Walaupun para pemikir relegius yang bergbung dalam
kelompok kerja ini tidak percaya bahwa pada prinsipnya invertensi masih di
izinkan secara teologis, mereka melihat secara mendasar dan dan sangat
problematis adalah implikasinya bagi keadilan dan kesetaraan. Upaya
memperkenalkan teknologi ini ke dalam masyarakat dan komunis global di mana
tidak semua orang mendapatkan layanan kesehatan yang memadahi. Bisa
menimbullkan masalah keadilan dan ketidak setaraan baru, oleh sebab itu,
sebagian besar, tetapi tidak semua, ahli etika dan teolog menyimpulkan bahwa faktor-faktor
ini, baik secara bersama-sama maupun sendiri-sendiri, menunjukkan bahwa
sekarang ini kita tidak berada dalam
posisi yang memberikan izin bagi pengembangan dan pemakaian modifikasi genetik
yang dapat diwariskan.
Terdapat juga kekhawatiran bahwa
modifikasi genetic yang dapat diwarisakan dapat mengubah sikap terhadap pribadi
manusia dan sifat reproduksi manusia. Secara sederhana masunya teknologi,
walaupun dengan niat baik, bias merendahkan anak menjadi sebuah artefak, sebuah
rancangan bangunan teknologi, paling tidak di dalam si anak atau orangtuanya.

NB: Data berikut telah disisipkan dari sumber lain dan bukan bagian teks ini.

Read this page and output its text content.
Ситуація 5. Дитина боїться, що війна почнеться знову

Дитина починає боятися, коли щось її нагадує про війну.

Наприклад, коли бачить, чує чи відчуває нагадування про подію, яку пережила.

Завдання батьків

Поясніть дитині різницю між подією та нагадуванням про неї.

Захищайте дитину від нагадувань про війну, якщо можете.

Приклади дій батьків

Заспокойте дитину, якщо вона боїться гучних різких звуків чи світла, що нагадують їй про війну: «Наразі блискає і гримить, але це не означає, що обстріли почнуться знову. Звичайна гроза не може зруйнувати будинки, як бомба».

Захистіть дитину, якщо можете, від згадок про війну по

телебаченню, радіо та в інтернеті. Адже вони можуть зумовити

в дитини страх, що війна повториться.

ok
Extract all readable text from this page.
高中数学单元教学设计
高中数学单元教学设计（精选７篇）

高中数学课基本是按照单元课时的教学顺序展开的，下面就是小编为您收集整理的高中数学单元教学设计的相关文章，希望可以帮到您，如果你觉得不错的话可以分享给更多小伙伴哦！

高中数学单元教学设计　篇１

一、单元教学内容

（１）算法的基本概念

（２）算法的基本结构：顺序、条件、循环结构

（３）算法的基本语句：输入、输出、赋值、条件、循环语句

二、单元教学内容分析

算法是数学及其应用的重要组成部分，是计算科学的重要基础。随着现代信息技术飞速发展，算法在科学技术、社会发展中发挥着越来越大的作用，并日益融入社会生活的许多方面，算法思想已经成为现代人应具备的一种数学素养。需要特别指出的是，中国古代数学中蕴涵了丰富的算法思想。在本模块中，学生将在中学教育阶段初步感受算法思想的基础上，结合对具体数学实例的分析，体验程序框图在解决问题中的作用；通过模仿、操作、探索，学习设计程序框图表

Perubahan seperti itu juga bias memperbesar prasangka terhadap orang-orang yang
memiliki cacat tubuh.
Pengetahuan genetika yang semakin
besar juga memunginkan upaya-upaya memikirkan berbagai intervensi genetic tidak
hanya untuk mengobati atau menyingkirkan penyakit, tetapi juga untuk
“meningkatkan” karekteristik manusia normal melebihi yang diperlukanuntuk
menjaga atau meningkatkan kesehatan tubuh. Modifikasi getetik yang dapat diwariskan
yang ditujukan untuk memperbaikai bentuk atau fungsi-fungsi manusia dianggap
cukup proplematis. Berbagai penerapan untuk meningkatkan kualitas bias
mendorong dilakukanya untuk memiliki anak-anak yang “sempurna” dengan melakukan
“koreksi”pada genom mereka. Dilemanya modifikasi genetik yang bisa diwariskan yang
dikembangkan untuk tujuan-tujuan terapi tampaknya cocok untuk meningkatkan
fungsi. Maka, upaya untuk melakukan modifikasi genetik yang bias diwariskan
untuk mengobati penyakit atau cacat tubuh yang menyulitkan pencegahan
dipakainya intervensi untuk tujuan meningkatkan semacam itu; pun jika
penggunaan ini dianggap tidak bisa diterima secara etis.